Examples of templates for different types of denials include:

  • Authorization denials
  • Medicare denials
  • Commercial payer denials

“Templates look cleaner, more organized, and can look more professional. Templates can also help provide content reminders to staff as they write their appeals,” Ridge added.

Tip 3: Support Your Case With Available Resources

Before submitting your appeal, you’ll need to defend your reasoning for reimbursement. “You really want to pull in any argument you can find that supports the safety and efficacy of providing the service that you’ve rendered,” Ridge stated.

Types of resources to use in your appeal with examples include:

  • Payer policies: Medicare National Coverage Determinations (NCDs) and Local Coverage Determinations (LCDs), commercial payer policies, Medicare Advantage policies
  • Nationally recognized criteria: InterQual, Milliman
  • State and federal regulations: Affordable Care Act (ACA), state definition of medical necessity, Emergency Medical Treatment and Active Labor Act (EMTALA), state laws
  • Society guidelines/medical literature: American Academy of Pediatrics (AAP), Federation of Pediatric Organizations (FOPO), American Pediatric Society (APS), AMA, National Comprehensive Cancer Network (NCCN)
  • Miscellaneous: National Correct Coding Initiative (NCCI) guidelines, peer-reviewed journals, extenuating circumstances

As you compile the different resources available to back up your appeal, you may need to consider the various costs of information.
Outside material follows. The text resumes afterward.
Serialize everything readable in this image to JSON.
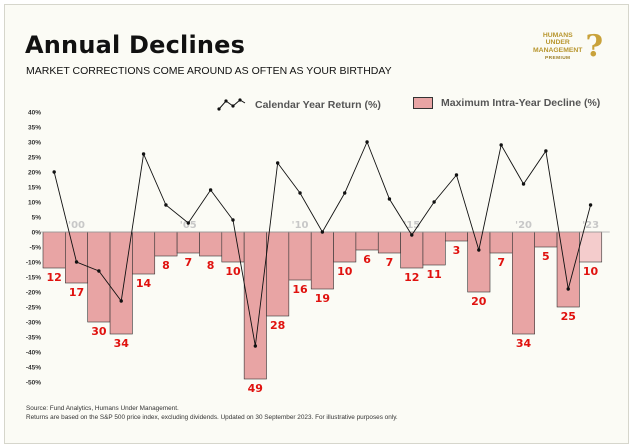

Some nationally recognized criteria may require a subscription fee, but medical literature and medical society guidelines could be available free of charge.

“[Medical literature and society guidelines] are free, they’re very reputable, they’re widely accepted as the standard of care, and they’re accessible,” Ridge said.

Tip 4: Keep the Appeal Window Timeframe in Mind

When a claim is denied, you’ll have a certain timeframe in which you can appeal the denial. This appeal window may be between 60 and 180 days, or it could be as short as 30 days. The appeal window timeframe varies by payer, so it’s crucial to examine the information you receive with the denial as well as the individual payer’s preferences or your contract terms.

Work queues may allow you to use a type of scoring to prioritize payers with a short appeal window. However, if you work manually, you’ll want to educate your staff on which payers have shorter appeal windows, so your staff doesn’t miss the deadline.

Tip 5: Review Why Claims Are Receiving Denials

One of the easiest ways to reduce your denials is by preventing them from the start. This can be done by analyzing your denial data. When you examine your data, you may find denials that could have been avoided and prevented by making minor changes before the claims were submitted.

At the same time, your analysis could show which types of appeals were successful and which denied services payers approved after a successful appeal. In those instances, you should continue to appeal those denials.

Plus, by analyzing your denials, you can focus on what to prioritize during appeals, as well as what improvements your practice can make on the front end through education, proper coding, and documentation to reduce the number of denials you receive.